James L has already reviewed Alex Horne Making Fish Laugh below, so I shan't repeat his sentiments. But on the subject of comedy, Insert Punchline Here was fantastic in its absolute blanket of filth and knob gags. Clearly talented, this lot were just taking the piss, and as I said above I am a sucker for audience participation. Failing to knab that Barry Manilow t-shirt, I won a piece of signed raw lasagne.

Sunday is the New Saturday was a satire on the meaningless lifestyle rubbish that is created each Sunday by colour supplement teams everywhere. Very slick and with some good acting, the scene with the food critic bemoaning the fate of his gourmet fish was the funniest thing I saw on the Fringe.

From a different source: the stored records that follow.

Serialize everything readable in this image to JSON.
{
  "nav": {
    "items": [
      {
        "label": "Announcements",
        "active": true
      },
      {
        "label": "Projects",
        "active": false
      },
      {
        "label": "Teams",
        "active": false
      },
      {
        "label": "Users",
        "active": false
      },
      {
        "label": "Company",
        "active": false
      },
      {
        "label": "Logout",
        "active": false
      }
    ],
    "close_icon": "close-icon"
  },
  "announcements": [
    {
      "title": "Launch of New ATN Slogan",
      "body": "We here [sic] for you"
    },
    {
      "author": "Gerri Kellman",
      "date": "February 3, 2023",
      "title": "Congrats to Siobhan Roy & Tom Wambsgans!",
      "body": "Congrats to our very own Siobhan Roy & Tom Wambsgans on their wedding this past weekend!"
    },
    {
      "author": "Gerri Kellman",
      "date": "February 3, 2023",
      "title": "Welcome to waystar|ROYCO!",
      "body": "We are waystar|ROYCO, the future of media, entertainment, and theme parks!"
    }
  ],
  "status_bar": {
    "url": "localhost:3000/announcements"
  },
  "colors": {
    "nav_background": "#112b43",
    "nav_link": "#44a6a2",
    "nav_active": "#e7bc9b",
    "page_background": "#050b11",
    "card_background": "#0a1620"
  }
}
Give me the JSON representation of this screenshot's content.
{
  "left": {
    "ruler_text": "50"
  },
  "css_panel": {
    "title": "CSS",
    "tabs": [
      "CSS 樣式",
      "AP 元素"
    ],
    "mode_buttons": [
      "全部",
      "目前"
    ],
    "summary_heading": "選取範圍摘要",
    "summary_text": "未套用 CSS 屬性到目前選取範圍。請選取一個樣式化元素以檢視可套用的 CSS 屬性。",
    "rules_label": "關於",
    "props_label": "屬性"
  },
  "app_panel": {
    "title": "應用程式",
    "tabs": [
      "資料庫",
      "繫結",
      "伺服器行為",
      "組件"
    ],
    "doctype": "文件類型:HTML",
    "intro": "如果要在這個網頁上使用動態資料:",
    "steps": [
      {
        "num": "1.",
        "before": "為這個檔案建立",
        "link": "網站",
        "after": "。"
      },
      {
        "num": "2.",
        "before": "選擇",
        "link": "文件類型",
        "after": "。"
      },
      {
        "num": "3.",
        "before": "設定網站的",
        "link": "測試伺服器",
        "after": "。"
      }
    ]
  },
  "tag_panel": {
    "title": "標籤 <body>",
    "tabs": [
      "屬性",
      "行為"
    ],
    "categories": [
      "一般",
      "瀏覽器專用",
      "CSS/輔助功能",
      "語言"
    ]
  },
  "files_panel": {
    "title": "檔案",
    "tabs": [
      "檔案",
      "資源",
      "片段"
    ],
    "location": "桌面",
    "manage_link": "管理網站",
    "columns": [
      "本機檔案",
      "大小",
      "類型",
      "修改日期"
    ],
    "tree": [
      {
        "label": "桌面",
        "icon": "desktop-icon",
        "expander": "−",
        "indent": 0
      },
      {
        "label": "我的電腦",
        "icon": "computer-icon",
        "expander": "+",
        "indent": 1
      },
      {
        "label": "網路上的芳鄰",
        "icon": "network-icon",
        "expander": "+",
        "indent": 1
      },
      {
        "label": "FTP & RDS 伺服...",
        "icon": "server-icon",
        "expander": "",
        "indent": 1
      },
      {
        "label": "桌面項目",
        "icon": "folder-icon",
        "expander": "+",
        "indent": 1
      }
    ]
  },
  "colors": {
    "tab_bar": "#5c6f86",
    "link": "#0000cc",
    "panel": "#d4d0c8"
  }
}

Bill Bailey. I had a dream about him where he tried to kiss me in a crowded record store - sort of like Black Books/High Fidelity slash fiction. But I was forced to turn him down as I am most definitely a taken woman! As I sat in the front row watching him with the fascination, I would really like to have told him about my dream. But perhaps that wasn't what I was there for.

The next day I sneaked away from Out Of Your Mind to see some of our improvisation rivals, and enjoyed Baby Wants Candy The Musical very much. It was slick and funny and involved a lot of whores.

Leonce and Lena promised "light German comedy" but delivered damp farcical boredom. That's not to say there weren't some wonderfully well-timed moments, and I particularly enjoyed pretending to be a tree in some more of my beloved audience participation, but I think they were suffering from hangovers.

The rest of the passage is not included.